Bacterial growth medium in deep 96-well plate where serial propagation experiment was performed. The well-plate setup allowed performing the experiment in high-throughput, with eight replicate communities for each unique treatment combination. Image: Teemu Kammonen

Multi-species bacterial communities bounce back from environmental disturbances

An international study with participation from Konstanz shows that species immigration is beneficial for community recovery.

Perturbations in the environment are common, and communities consisting of several species seem to find their way around the crisis. Scientists from the University of Konstanz, Germany, and the universities in Helsinki and Turku, Finland, used bacteria as an example to study how communities consisting of several species respond to disturbances in an laboratory experiment. Similar kinds of disturbances can occur in the human gut when antibiotic medication is applied, resulting for example, in diarrhoea.  

The interdisciplinary team of researchers examined how a 34-species bacterial community could cope with an antibiotic pulse. The results are available in the Nature Ecology and Evolution issue from 10 August 2020. They used three antibiotic levels together with an antibiotic-free control treatment and followed how the composition of the bacterial community changed upon antibiotic exposure and how the bacterial community responded once the antibiotics were removed. They found that some bacteria species were favoured by the antibiotics while others declined in their numbers and that the magnitude of the changes was bigger the higher the antibiotic level.    

"Quite surprisingly, we observed that the composition of the community recovered reasonably close to the initial state despite the strong effect of the antibiotics on the bacterial growth.
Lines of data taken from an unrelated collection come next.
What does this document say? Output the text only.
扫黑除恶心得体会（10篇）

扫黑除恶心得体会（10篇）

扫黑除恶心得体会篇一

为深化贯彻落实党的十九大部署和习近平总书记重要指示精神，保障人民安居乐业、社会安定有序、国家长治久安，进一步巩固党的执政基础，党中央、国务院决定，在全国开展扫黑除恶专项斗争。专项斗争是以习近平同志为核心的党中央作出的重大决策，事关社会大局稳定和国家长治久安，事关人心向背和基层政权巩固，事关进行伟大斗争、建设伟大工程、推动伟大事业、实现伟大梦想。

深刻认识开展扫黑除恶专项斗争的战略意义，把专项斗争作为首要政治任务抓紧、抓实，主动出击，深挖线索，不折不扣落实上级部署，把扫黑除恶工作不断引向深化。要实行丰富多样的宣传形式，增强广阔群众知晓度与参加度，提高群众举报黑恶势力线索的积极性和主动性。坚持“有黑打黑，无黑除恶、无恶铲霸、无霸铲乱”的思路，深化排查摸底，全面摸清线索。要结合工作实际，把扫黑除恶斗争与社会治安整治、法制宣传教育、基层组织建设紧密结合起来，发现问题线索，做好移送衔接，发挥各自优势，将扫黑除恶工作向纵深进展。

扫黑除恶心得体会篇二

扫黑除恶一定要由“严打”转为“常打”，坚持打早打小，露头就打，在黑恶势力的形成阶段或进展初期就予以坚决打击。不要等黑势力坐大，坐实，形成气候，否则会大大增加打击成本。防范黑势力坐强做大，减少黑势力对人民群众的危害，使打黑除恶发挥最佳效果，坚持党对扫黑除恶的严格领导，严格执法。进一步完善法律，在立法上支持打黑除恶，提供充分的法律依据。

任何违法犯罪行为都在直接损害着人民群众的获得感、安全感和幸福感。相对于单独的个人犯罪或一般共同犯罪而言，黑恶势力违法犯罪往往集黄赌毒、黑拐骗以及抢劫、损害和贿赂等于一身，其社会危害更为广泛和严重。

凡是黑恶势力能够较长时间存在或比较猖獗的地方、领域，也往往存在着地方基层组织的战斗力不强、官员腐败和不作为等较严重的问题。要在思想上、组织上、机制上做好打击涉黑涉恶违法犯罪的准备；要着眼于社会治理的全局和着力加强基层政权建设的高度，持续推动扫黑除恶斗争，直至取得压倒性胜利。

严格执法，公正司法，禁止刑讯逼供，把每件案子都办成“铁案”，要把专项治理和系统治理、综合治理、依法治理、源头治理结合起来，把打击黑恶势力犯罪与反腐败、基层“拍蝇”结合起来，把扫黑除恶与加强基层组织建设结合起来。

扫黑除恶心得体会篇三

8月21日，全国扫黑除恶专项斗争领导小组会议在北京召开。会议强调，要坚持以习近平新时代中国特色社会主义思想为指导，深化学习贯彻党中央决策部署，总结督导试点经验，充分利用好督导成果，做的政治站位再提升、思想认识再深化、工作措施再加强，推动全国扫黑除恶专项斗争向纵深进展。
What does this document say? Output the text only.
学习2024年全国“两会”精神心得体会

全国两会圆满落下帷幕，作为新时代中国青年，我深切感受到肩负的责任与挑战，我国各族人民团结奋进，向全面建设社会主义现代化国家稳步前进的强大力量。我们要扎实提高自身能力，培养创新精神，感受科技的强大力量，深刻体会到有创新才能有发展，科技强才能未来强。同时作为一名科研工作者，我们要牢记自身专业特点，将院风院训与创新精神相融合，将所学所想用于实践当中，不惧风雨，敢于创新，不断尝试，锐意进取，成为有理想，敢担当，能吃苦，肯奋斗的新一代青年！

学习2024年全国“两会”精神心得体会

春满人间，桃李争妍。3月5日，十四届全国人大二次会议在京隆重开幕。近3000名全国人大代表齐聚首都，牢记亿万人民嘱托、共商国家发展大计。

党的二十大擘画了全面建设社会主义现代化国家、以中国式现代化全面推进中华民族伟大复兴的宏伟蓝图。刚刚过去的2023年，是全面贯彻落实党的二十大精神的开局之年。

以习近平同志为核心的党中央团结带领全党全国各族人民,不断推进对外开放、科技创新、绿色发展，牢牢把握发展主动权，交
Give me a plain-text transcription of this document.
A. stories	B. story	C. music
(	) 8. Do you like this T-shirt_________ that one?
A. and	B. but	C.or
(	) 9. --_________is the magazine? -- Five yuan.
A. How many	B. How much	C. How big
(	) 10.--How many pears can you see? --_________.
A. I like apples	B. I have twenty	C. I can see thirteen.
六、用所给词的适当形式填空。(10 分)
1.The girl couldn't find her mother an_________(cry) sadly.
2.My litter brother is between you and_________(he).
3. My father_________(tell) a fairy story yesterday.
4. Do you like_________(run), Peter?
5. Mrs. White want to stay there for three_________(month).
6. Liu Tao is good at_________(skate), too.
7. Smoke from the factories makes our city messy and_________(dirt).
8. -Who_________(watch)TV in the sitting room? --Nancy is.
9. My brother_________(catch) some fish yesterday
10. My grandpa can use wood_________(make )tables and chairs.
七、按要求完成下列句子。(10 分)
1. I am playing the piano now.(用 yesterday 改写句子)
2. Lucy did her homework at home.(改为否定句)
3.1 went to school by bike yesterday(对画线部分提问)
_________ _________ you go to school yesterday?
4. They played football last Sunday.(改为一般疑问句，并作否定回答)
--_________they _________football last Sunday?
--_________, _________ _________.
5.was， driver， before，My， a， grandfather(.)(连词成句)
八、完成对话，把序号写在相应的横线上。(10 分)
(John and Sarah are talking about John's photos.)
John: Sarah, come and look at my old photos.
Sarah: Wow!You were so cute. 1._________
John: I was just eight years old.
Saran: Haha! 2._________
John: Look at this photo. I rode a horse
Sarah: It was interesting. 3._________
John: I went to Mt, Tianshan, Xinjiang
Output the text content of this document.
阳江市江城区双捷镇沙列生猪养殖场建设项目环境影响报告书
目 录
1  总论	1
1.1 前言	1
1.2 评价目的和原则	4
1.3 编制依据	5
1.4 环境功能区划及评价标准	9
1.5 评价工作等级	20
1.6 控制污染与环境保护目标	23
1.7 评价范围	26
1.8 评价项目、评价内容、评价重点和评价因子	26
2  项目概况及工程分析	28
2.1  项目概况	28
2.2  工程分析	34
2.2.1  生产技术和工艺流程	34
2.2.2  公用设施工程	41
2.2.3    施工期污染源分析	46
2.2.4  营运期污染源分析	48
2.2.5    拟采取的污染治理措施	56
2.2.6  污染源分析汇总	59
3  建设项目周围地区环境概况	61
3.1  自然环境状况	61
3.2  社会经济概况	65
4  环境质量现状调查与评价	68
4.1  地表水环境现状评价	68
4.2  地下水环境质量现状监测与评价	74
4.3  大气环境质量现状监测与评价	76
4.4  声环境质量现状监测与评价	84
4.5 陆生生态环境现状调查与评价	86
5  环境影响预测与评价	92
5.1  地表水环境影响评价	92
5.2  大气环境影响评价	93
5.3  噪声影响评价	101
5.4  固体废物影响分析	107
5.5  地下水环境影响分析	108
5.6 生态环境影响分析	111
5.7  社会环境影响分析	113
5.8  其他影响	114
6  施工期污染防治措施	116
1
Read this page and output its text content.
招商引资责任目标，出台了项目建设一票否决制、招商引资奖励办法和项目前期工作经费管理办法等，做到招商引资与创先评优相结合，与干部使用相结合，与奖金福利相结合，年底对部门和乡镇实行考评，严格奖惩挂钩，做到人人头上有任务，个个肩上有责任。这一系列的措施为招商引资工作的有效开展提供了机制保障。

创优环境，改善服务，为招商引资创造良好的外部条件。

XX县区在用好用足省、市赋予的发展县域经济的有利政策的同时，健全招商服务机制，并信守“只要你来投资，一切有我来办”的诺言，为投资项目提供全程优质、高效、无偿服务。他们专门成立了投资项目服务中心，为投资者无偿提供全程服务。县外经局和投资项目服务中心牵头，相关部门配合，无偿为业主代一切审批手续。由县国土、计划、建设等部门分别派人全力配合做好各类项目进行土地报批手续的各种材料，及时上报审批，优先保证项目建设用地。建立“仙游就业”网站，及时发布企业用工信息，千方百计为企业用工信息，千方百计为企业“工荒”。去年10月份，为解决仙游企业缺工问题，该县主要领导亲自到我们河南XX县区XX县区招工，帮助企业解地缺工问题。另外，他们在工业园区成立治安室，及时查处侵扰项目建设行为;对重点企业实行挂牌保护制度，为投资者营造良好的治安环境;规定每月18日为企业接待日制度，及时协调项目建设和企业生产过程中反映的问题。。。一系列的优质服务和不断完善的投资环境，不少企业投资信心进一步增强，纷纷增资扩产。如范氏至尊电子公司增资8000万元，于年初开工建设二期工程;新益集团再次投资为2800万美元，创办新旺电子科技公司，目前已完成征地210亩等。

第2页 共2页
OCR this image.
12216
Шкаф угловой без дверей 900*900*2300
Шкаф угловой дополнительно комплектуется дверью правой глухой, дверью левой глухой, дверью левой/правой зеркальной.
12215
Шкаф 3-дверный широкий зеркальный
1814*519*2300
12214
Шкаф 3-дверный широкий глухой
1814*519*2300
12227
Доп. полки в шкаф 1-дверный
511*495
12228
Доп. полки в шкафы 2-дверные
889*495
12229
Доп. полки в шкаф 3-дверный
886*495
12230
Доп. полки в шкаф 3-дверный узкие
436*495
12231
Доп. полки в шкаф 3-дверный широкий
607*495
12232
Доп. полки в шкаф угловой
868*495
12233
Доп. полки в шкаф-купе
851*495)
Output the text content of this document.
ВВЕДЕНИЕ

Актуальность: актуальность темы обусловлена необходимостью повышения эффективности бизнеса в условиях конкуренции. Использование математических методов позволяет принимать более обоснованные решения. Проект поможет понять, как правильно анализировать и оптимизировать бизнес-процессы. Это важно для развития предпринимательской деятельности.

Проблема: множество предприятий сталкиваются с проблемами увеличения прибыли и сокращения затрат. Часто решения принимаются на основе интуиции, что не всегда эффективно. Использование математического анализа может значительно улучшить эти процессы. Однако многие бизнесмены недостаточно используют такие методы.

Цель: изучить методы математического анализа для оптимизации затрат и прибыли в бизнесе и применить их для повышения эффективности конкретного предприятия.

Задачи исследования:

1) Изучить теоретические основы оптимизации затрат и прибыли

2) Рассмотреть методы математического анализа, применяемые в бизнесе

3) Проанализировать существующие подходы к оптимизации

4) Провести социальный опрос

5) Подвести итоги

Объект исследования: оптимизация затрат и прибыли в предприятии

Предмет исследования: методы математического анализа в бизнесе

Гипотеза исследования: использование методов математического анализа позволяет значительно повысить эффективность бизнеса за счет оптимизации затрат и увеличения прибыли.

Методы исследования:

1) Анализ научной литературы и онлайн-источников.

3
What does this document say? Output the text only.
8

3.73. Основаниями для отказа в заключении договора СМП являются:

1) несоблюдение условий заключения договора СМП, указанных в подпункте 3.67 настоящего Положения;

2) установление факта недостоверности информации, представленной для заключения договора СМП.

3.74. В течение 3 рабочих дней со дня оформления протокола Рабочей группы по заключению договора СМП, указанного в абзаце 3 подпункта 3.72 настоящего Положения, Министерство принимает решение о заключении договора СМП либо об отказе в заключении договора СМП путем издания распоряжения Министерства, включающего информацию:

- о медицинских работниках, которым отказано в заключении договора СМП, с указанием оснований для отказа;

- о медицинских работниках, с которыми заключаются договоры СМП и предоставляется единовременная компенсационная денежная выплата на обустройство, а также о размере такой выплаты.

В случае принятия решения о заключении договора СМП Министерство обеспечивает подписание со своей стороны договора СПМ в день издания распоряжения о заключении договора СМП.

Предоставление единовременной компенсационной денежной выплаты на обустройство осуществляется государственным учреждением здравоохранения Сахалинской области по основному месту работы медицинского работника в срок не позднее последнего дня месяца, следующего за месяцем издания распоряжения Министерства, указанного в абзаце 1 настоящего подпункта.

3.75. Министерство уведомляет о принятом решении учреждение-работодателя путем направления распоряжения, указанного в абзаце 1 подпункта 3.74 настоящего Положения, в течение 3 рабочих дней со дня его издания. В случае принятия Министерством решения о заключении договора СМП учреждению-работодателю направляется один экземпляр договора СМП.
Only in the highest antibiotic level used in the experiment we observed that some bacteria did not recover and were lost from the community, which prevented the recovery to the initial state,” says limnologist Professor Lutz Becks from the University of Konstanz. “But even these communities were able to recover to the initial community composition when we allowed the reintroduction of a small inoculum of the original community at regular intervals.”  

As a novelty, the researchers used a custom-built controlled laboratory bacteria community with a high level of replication. Most previous studies on this topic have been observational studies limited to the detection of associations and potentially subject to confounding environmental factors. Another key finding of the study was that replicate communities within the same experimental treatments responded to the treatments in a relatively repeatable fashion. This could be partly explained by the relevant, heritable traits growth rate and antibiotic susceptibility, measured separately for each species in the community.  

Lutz Becks: “This indicates that in certain cases the community response to perturbations may be predictable in the future, even though we could not explain the repeatability well enough to develop predictive models in this study. Developing such predictive models for community responses to perturbations is important as perturbations are common and are likely to be even more frequently observed”.  

Facts:

  • Johannes Cairns, Roosa Jokela, Lutz Becks, Ville Mustonen, Teppo Hiltunen: Repeatable ecological dynamics govern the response of experimental communities to antibiotic pulse perturbation. Nature Ecology and Evolution, 10 August 2020 https://doi.org/10.1038/s41559-020-1272-9
  • International study with participants from Konstanz shows that the diversity of bacteria species is beneficial for the recovery of their community.
  • Involved are the research team of limnologist Professor Lutz Becks at the University of Konstanz and teams from the universities in Helsinki and Turku, Finland.